Neticesinde 500 binden fazla satılan hibrit otomobili geri çağırmak zorunda kaldılar.
Gelelim serzeniş noktamıza;
Yahu Elon MUSK, bu ürettiğin araçlardaki “keçinin melemesi” ya da insanlıkla alay eder gibi “keçinin gaz çıkartması” seslerini piyasaya sürmen, biraz hafiflik olmadı mı?
Tamam anladık ve kerhen de olsa kabul ettik ki dünyanın bilmem kaçıncı zenginisin, kendilerini “insanüstü seçilmiş” (!) kabul eden ailelerin içindesin falan da, bu “keçi” takılmaların biraz da “zirvenin sarhoşluğu” değil mi Allah aşkına?..

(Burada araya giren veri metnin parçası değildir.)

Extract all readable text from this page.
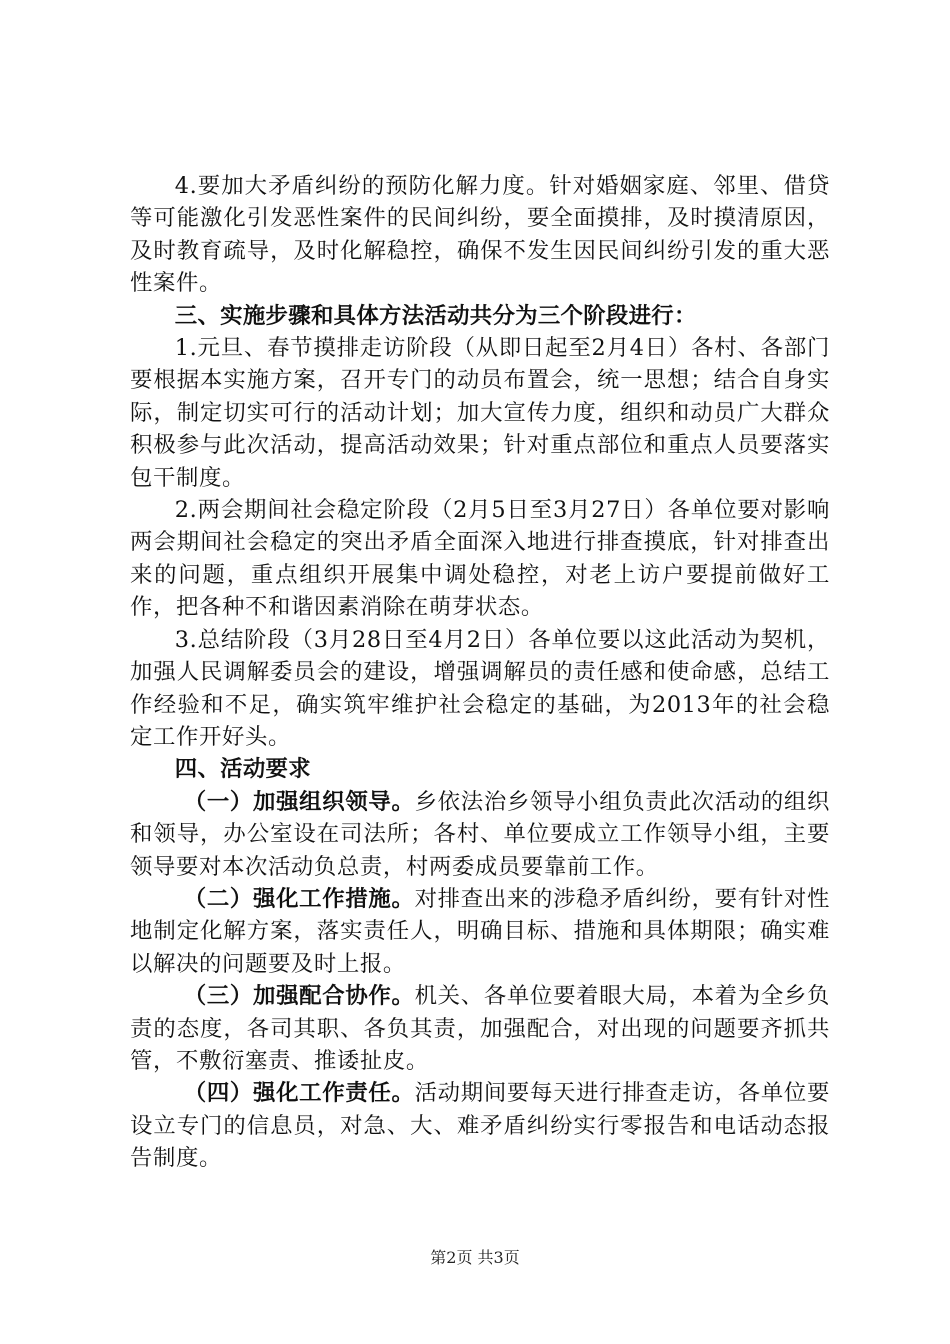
4.要加大矛盾纠纷的预防化解力度。针对婚姻家庭、邻里、借贷等可能激化引发恶性案件的民间纠纷，要全面摸排，及时摸清原因，及时教育疏导，及时化解稳控，确保不发生因民间纠纷引发的重大恶性案件。

三、实施步骤和具体方法活动共分为三个阶段进行：

1.元旦、春节摸排走访阶段（从即日起至2月4日）各村、各部门要根据本实施方案，召开专门的动员布置会，统一思想；结合自身实际，制定切实可行的活动计划；加大宣传力度，组织和动员广大群众积极参与此次活动，提高活动效果；针对重点部位和重点人员要落实包干制度。

2.两会期间社会稳定阶段（2月5日至3月27日）各单位要对影响两会期间社会稳定的突出矛盾全面深入地进行排查摸底，针对排查出来的问题，重点组织开展集中调处稳控，对老上访户要提前做好工作，把各种不和谐因素消除在萌芽状态。

3.总结阶段（3月28日至4月2日）各单位要以这此活动为契机，加强人民调解委员会的建设，增强调解员的责任感和使命感，总结工作经验和不足，确实筑牢维护社会稳定的基础，为2013年的社会稳定工作开好头。

四、活动要求

（一）加强组织领导。乡依法治乡领导小组负责此次活动的组织和领导，办公室设在司法所；各村、单位要成立工作领导小组，主要领导要对本次活动负总责，村两委成员要靠前工作。

（二）强化工作措施。对排查出来的涉稳矛盾纠纷，要有针对性地制定化解方案，落实责任人，明确目标、措施和具体期限；确实难以解决的问题要及时上报。

（三）加强配合协作。机关、各单位要着眼大局，本着为全乡负责的态度，各司其职、各负其责，加强配合，对出现的问题要齐抓共管，不敷衍塞责、推诿扯皮。

（四）强化工作责任。活动期间要每天进行排查走访，各单位要设立专门的信息员，对急、大、难矛盾纠纷实行零报告和电话动态报告制度。

第2页 共3页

O kocaman bir dünya zengini, bu tür komikliklerle eğlenecek değil ya? O halde bu simgeleşmiş “keçi” uygulamasının, aslında insanlığa hangi mesajı vermeye yönelik olduğunu da düşünmek gerekir.
Sakın ütopik bir yakıştırma gibi görmeyin bu yaklaşımı.. Elon MUSK’ın ait olduğu global sermaye ve mali etkinliği ortada, TESLA’nın 500 binden fazla satılan ve geri çağrılan keçi sesli hibrit otomobilleri de ortada ve ben somut bir gerçekliği özetledim sadece..
…
Belki çoğu insana şaka gibi gelecek ve bu konuda çok şeyler yazmak da istiyorum fakat 'aynanın ötesi'ni fazla kurcalamadan son bir gelişmeyle yazımı tamamlasam daha iyi olacak.
İşte 29.02.2024 Tarihli www.independent.co.uk haberi;
“Satanist Tapınağı, Florida'daki okullara din görevlilerini göndermeye hazırlanıyor. Grup, örgütlü dine bir alternatif sunmak istediğini söyledi”
Haberin kapağında da tapınaklarından çekilmiş şeytan simgesi bir fotoğraf;
Bilmem anlatabildim mi?..
...
Merhaba; savaşlarda, depremlerde ve diğer afetlerde sessizce kaçırılan mazlum çocuklar. Allah yar ve yardımcınız olsun..
Bizler de unutmayalım ki vatanı korumak çocukları korumakla başlar..
Sağlıcakla kalın değerli okuyucularım.